Les armements de pêche

 

QUARTIER de BORDEAUX


 Le conflit de 1914-1918 fit passer les considérations d’ordre économique au second plan, surtout lorsque le port de Boulogne, menacé par l’offensive allemande dut être évacué. Le principal armateur boulonnais, Joseph Huret, décida de transférer ses activités à Bordeaux, et en 1920, ses 4 chalutiers prenaient la capitale de l’Aquitaine comme port d’attache. Les nouveaux chalutiers à vapeur se révélaient plus rapides et plus productifs et détrônaient les voiliers. Soulignons que cet armateur avait mis au point dès 1906 la technique de pêche au chalut sur les bancs de Terre-Neuve.
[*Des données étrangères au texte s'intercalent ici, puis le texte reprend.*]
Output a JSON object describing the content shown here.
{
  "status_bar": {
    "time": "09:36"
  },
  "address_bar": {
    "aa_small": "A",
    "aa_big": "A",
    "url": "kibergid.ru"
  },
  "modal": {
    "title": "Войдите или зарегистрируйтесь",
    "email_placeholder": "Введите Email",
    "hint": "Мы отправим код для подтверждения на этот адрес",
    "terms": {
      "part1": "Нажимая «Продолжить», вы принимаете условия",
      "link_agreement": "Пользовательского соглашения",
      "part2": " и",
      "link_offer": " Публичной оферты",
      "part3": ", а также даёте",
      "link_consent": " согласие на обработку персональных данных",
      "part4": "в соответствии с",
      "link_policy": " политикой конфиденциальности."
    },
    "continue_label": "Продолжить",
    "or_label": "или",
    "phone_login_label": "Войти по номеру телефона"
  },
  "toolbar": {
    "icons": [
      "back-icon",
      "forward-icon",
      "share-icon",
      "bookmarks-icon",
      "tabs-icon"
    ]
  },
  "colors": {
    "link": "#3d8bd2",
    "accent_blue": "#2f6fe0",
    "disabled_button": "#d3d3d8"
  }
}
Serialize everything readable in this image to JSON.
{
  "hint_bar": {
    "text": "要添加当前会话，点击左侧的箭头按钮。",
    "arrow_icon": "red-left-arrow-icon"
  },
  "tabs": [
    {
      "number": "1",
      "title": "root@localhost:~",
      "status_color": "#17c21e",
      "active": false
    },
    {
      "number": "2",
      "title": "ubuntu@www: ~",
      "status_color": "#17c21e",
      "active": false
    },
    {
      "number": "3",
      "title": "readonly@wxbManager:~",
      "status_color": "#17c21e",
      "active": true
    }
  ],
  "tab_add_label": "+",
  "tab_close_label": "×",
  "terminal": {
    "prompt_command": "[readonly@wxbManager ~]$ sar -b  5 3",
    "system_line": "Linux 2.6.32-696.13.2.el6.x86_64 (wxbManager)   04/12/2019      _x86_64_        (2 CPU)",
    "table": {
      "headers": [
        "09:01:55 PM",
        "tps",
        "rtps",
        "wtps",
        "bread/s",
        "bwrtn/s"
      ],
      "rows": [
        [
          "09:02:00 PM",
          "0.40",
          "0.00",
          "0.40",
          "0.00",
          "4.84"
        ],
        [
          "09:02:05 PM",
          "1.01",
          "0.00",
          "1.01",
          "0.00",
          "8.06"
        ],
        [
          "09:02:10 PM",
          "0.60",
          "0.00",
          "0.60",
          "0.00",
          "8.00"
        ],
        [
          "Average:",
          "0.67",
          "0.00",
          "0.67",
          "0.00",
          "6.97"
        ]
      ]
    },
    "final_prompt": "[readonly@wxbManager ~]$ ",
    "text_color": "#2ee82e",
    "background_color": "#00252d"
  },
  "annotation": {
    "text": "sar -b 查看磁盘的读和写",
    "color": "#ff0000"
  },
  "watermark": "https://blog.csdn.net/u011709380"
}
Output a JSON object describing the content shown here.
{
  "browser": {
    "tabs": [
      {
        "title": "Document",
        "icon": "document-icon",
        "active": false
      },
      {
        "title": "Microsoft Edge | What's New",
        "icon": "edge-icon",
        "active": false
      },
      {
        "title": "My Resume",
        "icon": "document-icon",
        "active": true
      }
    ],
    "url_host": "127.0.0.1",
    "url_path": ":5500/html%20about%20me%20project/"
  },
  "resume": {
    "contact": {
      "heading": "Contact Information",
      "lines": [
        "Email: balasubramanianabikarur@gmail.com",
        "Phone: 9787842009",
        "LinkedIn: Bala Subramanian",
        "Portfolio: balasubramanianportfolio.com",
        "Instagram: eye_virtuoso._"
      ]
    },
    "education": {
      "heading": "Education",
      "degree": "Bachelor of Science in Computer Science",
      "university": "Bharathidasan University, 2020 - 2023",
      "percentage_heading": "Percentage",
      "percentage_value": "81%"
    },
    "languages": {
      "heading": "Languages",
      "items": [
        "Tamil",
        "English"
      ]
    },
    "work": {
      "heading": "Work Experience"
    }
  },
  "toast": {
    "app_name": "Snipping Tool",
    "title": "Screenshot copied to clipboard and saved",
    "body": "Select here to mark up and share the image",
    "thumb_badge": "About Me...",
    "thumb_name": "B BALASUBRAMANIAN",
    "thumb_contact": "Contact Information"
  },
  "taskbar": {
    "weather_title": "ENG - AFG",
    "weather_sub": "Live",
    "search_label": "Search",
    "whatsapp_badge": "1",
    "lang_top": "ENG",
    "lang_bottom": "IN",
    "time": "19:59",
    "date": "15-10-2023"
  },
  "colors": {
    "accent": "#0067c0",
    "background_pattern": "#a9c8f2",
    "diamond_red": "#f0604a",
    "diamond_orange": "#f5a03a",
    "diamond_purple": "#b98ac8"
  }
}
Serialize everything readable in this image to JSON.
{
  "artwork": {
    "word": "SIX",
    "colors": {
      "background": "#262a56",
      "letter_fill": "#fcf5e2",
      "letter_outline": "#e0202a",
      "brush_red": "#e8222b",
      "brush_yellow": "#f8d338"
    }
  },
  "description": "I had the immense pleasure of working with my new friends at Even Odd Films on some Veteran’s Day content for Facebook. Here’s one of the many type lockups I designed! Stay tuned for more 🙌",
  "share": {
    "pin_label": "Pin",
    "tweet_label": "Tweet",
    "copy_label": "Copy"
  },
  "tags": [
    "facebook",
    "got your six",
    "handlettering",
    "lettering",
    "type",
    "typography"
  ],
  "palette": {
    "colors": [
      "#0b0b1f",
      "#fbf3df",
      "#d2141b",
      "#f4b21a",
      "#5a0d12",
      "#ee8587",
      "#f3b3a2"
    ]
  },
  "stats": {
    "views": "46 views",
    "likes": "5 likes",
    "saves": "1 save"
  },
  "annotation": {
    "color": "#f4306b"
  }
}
Dans le courant des années 1920, plusieurs Sociétés d’armement s’établirent à Bordeaux :

« La Morue Française » devenue par la suite « Compagnie générale de Grande pêche », « L’ancienne Maison Legasse et Cie », La Société des pêches à Vapeur », « Les pêcheries de France », « La Maison A. Letouzé », « Les Chalutiers Girondins », « La Société Franco-Coloniale de grande pêche » n’eurent qu’une existence très brève par suite d’une concurrence âpre. « La maison Huret » se transforma en 1928 en société anonyme qui prit le nom de « Pêcherie de Bordeaux-Bassens » et s’équipa de chalutiers saleurs à propulsion diesel. Quant à « La Pêche au Large » fondée par Pierre Vidal en 1934, elle ne possédait à l’origine que le Victoria à moteur diesel ; elle s’équipa rapidement de deux autres unités, le Marcella et le Merceditta.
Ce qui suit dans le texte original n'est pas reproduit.